Where it is actually happening¶

The scepticism applies more cleanly to large public models than to everything else.

In 2023, researchers demonstrated that bad actors were already poisoning training data for open-source image generators, flooding the web with images carrying adversarial triggers designed to degrade a competitor’s model while leaving their own unaffected. The motivation was commercial rather than geopolitical: industrial sabotage through a shared public dataset is cheap when a rival depends on it and you do not.

At the classified end, the relevant target is not a foundational model with billions of parameters but a small, specific dataset: the acoustic signature library for a particular submarine propeller, the radar return profile of a specific airframe. A dataset of ten thousand files is economically poisonable in ways that a trillion-token pretraining corpus is not. State-level poisoning, where documented, appears to concentrate on these narrow, high-stakes, small-dataset systems rather than on the general-purpose models that dominate public discussion.

Fear as a weapon¶

The projection argument cuts both ways. Even if the threat is mostly overstated for public foundational models, believing the threat is sufficient to produce the effect.

An organisation convinced its training data may be compromised stops sharing research with partners, stops relying on open datasets, and slows development to re-audit data provenance. The attacker need not have touched the data. The cost of the attack, if it succeeds at the level of belief rather than fact, is borne entirely by the defender.

The honest summary is that the threat is real in some domains and overstated in others. For large public foundational models, poisoning is technically possible but operationally expensive, hard to attribute to an adversary rather than ordinary data quality, and more useful as a defensive talking point than as a demonstrated attack. For small classified datasets, particularly acoustic, radar, and biometric systems where the training corpus runs to thousands of files rather than trillions, it is a plausible and in some cases documented concern. The dramatic version involves nuclear silos and invisible armies. The operational version is closer to corrupting the audio library on one ship’s sonar system.

Protecting the training pipeline¶

Treating the training set as an attack surface in its own right, with the same scrutiny applied to inputs at inference. Data that came from untrusted sources carries untrusted intent into the next model version.

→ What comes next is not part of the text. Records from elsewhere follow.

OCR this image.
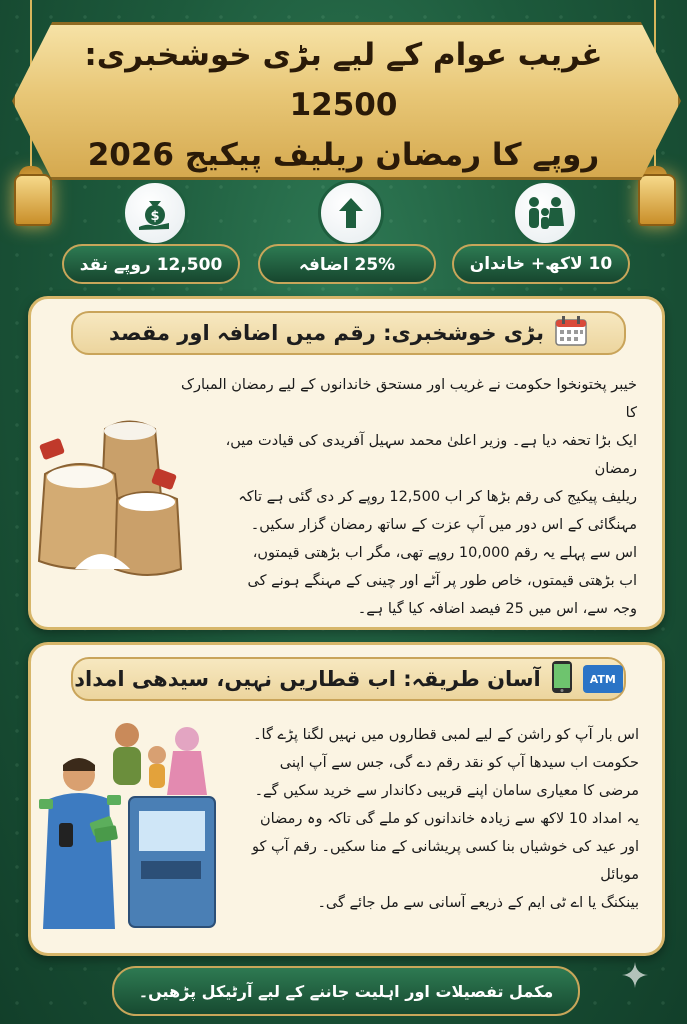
غریب عوام کے لیے بڑی خوشخبری: 12500

روپے کا رمضان ریلیف پیکیج 2026

$
12,500 روپے نقد	25% اضافہ	10 لاکھ+ خاندان
بڑی خوشخبری: رقم میں اضافہ اور مقصد
خیبر پختونخوا حکومت نے غریب اور مستحق خاندانوں کے لیے رمضان المبارک کا
ایک بڑا تحفہ دیا ہے۔ وزیر اعلیٰ محمد سہیل آفریدی کی قیادت میں، رمضان
ریلیف پیکیج کی رقم بڑھا کر اب 12,500 روپے کر دی گئی ہے تاکہ
مہنگائی کے اس دور میں آپ عزت کے ساتھ رمضان گزار سکیں۔
اس سے پہلے یہ رقم 10,000 روپے تھی، مگر اب بڑھتی قیمتوں،
اب بڑھتی قیمتوں، خاص طور پر آٹے اور چینی کے مہنگے ہونے کی
وجہ سے، اس میں 25 فیصد اضافہ کیا گیا ہے۔
ATM
آسان طریقہ: اب قطاریں نہیں، سیدھی امداد
اس بار آپ کو راشن کے لیے لمبی قطاروں میں نہیں لگنا پڑے گا۔
حکومت اب سیدھا آپ کو نقد رقم دے گی، جس سے آپ اپنی
مرضی کا معیاری سامان اپنے قریبی دکاندار سے خرید سکیں گے۔
یہ امداد 10 لاکھ سے زیادہ خاندانوں کو ملے گی تاکہ وہ رمضان
اور عید کی خوشیاں بنا کسی پریشانی کے منا سکیں۔ رقم آپ کو موبائل
بینکنگ یا اے ٹی ایم کے ذریعے آسانی سے مل جائے گی۔
مکمل تفصیلات اور اہلیت جاننے کے لیے آرٹیکل پڑھیں۔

Reviewing what feeds a retrain loop, and how automatically it feeds it. A loop that ingests production events and ships a new model without a sampling check gives an attacker a direct line from behaviour to weights.

Watching aggregate output distributions across model versions rather than individual decisions. Targeted poisoning hides in stable headline accuracy; a shift concentrated in one region of the input space is more visible in the distribution than in any single case.

Holding back a trusted, curated evaluation set that the attacker cannot influence, and scoring each candidate model against it before promotion. A model that regressed only on the trusted set has been moved by something in the live data.